2016-11-14 13:58:00

Cism: religiosi tornino a scaldare i cuori della gente


Al via oggi a Rimini l’Assemblea generale della Cism, la Conferenza italiana Superiori maggiori, organismo che coordina le esperienze delle congregazioni religiose del Paese. Al centro dei lavori, la riorganizzazione delle Province, dato il costante calo delle vocazioni e l’invecchiamento dei consacrati, con la conseguente chiusura di molti conventi. Ma qual è la ragione più profonda di questa assemblea? Fabio Colagrande lo ha chiesto al padre carmelitano scalzo Luigi Gaetani, presidente della Cism:

R. - La ragione più profonda è il bisogno di capire dove nasce e dove porta questa riorganizzazione e soprattutto verso quali prospettive ecclesiali e di relazioni nuove può condurre la vita consacrata in Italia. Credo che possiamo ritenere questa come la ragione più profonda della nostra scelta: vogliamo che la riorganizzazione non sia solo un’ideologia di cambiamento - un cambiamento che fondamentalmente rientra in un’operazione interna, in un riordino delle risorse umane, delle opere, con tutto ciò che comporta - ma invece vogliamo vivere questa assemblea nella prospettiva indicata da Papa Francesco: quella della riforma della Chiesa. Se manca questo, tutto il processo del rinnovamento rischia di essere solo autoreferenziale. La riforma è una riforma che esige un processo spirituale.

D. - Il tema della riorganizzazione delle Province è legato a quello delle vocazioni, dell’invecchiamento e della riduzione dei consacrati?

R. - È sotto gli occhi di tutti il fatto che ci sia questa situazione – calo di vocazioni, invecchiamento dei nostri religiosi - però, noi negli anni abbiamo affrontato tutta una serie di riorganizzazioni interne e abbiamo creduto in una o nell’altra circostanza che il rinnovamento della vita religiosa passasse attraverso la modifica di qualche settore. Abbiamo constatato che questo non ha portato a grandi cambiamenti e per questo torno a sottolineare che quanto Papa Francesco ci sta dicendo va invece al cuore della vera riforma che ognuno di noi deve adottare per potere effettivamente vivere questo tempo che ci è dato come una risposta alle esigenze dello Spirito, del Vangelo e anche alle esigenze del popolo di Dio a cui noi siamo mandati.

D. - In questo senso possiamo leggere questa crisi come un’occasione preziosa per adeguare i carismi degli istituti religiosi alle nuove necessità che la Chiesa incontra?

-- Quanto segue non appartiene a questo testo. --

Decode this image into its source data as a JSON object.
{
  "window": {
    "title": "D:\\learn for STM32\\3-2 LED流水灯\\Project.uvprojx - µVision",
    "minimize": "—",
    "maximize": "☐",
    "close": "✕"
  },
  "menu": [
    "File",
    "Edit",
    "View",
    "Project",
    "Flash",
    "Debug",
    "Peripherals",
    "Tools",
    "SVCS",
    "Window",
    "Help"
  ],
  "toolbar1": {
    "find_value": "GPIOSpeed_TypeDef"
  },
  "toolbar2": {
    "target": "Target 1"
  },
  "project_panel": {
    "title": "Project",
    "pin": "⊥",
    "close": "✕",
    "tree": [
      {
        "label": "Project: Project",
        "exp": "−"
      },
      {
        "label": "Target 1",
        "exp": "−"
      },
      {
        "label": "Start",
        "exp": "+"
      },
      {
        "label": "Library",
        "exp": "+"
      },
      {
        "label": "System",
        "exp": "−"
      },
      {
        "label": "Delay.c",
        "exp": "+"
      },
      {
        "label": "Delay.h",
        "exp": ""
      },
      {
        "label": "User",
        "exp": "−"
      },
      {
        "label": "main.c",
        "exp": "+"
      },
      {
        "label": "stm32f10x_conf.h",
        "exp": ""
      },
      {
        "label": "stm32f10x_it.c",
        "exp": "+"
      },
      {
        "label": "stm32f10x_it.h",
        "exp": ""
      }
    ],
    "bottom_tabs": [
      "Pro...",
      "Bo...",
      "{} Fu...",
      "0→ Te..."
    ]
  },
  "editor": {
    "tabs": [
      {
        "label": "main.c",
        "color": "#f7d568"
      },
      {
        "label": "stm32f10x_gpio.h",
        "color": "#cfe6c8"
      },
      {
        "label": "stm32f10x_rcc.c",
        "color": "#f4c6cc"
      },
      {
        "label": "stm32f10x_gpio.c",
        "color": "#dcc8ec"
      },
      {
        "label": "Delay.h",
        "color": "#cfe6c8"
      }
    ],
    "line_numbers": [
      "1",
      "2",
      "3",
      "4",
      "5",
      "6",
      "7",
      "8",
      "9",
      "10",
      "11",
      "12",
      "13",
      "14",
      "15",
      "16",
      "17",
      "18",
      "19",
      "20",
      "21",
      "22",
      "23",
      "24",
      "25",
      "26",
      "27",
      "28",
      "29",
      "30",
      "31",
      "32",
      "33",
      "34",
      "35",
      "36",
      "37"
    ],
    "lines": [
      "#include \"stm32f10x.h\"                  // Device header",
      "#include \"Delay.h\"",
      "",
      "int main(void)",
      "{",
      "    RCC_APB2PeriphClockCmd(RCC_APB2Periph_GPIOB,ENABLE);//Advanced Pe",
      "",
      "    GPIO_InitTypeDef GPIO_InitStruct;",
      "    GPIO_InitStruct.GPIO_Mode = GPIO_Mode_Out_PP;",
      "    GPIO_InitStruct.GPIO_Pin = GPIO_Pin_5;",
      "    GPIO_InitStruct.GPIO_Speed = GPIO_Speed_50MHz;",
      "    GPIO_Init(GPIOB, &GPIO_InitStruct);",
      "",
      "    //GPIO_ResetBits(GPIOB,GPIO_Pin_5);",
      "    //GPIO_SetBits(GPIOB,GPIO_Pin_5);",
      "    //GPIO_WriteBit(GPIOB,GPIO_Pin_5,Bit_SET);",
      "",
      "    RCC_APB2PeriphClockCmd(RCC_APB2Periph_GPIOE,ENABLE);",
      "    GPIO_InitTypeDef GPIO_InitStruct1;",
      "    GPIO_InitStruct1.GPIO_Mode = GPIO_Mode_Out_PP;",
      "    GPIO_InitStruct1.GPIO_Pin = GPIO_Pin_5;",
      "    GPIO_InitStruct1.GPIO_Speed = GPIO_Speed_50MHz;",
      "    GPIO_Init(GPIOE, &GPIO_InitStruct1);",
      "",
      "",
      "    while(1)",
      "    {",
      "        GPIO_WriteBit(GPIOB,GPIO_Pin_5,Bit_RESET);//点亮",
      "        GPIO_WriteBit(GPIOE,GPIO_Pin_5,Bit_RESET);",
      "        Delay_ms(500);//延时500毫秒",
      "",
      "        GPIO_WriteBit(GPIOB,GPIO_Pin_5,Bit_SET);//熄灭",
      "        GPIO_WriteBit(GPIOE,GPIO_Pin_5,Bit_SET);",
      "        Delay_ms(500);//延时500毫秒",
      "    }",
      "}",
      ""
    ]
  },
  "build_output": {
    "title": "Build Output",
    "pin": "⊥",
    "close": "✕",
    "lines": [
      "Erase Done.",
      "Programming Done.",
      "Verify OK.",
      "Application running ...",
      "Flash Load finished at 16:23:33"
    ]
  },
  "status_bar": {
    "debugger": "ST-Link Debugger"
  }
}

R. - Direi di sì, però non parlerei di adeguamento dei carismi: c’è una riviviscenza dei carismi; questa significa dare vita, perché il carisma è un dono dello Spirito e lo Spirito non è mai morto; lo Spirito Santo, che dona i carismi alla sua Chiesa, la rende bella. Questo non vuol dire che i carismi durino in eterno, ma possiamo dire – e la storia della Chiesa ce lo conferma – che i carismi invece hanno una riviviscenza che consiste in questo: fino a quando dentro un istituto religioso i soggetti che lo costituiscono restano aperti all’azione dello Spirito, quel carisma può rivivere, può ritornare veramente a riscaldare il cuore e la mente della gente; può essere ancora effettivamente un dono che brilla per la bellezza della  Chiesa e dell’umanità.

D. - La ristrutturazione della presenza territoriale, che è un po’ implicita in questo processo, comporta in qualche modo anche il rischio di dimenticarsi di alcune “periferie”, per usare il gergo di Papa Francesco?

R. - Che la riorganizzazione diventi centralizzazione dimenticando appunto il radicamento sul territorio e l’opzione delle periferie è la nostra preoccupazione. Non a caso la vita consacrata è stata sempre molto attenta sia alle grandi città, dove ha posto significative presenze, ma anche alle periferie dove nessuno voleva andare. La vita consacrata e i religiosi hanno rappresentato realmente una presenza profetica in quei luoghi. Oggi la nostra preoccupazione è che la riorganizzazione non spopoli le periferie di questa presenza, di questa testimonianza, di questa bellezza; periferie geografiche, come dice Papa Francesco, ma anche periferie esistenziali. E per questo la riforma non può essere pensata solo come un movimento di facciata, cioè ‘ci facciamo più belli’. Non è un movimento estetico: è un movimento che ci deve portare al cuore dell’umanità per rispondere alle necessità dell’umano.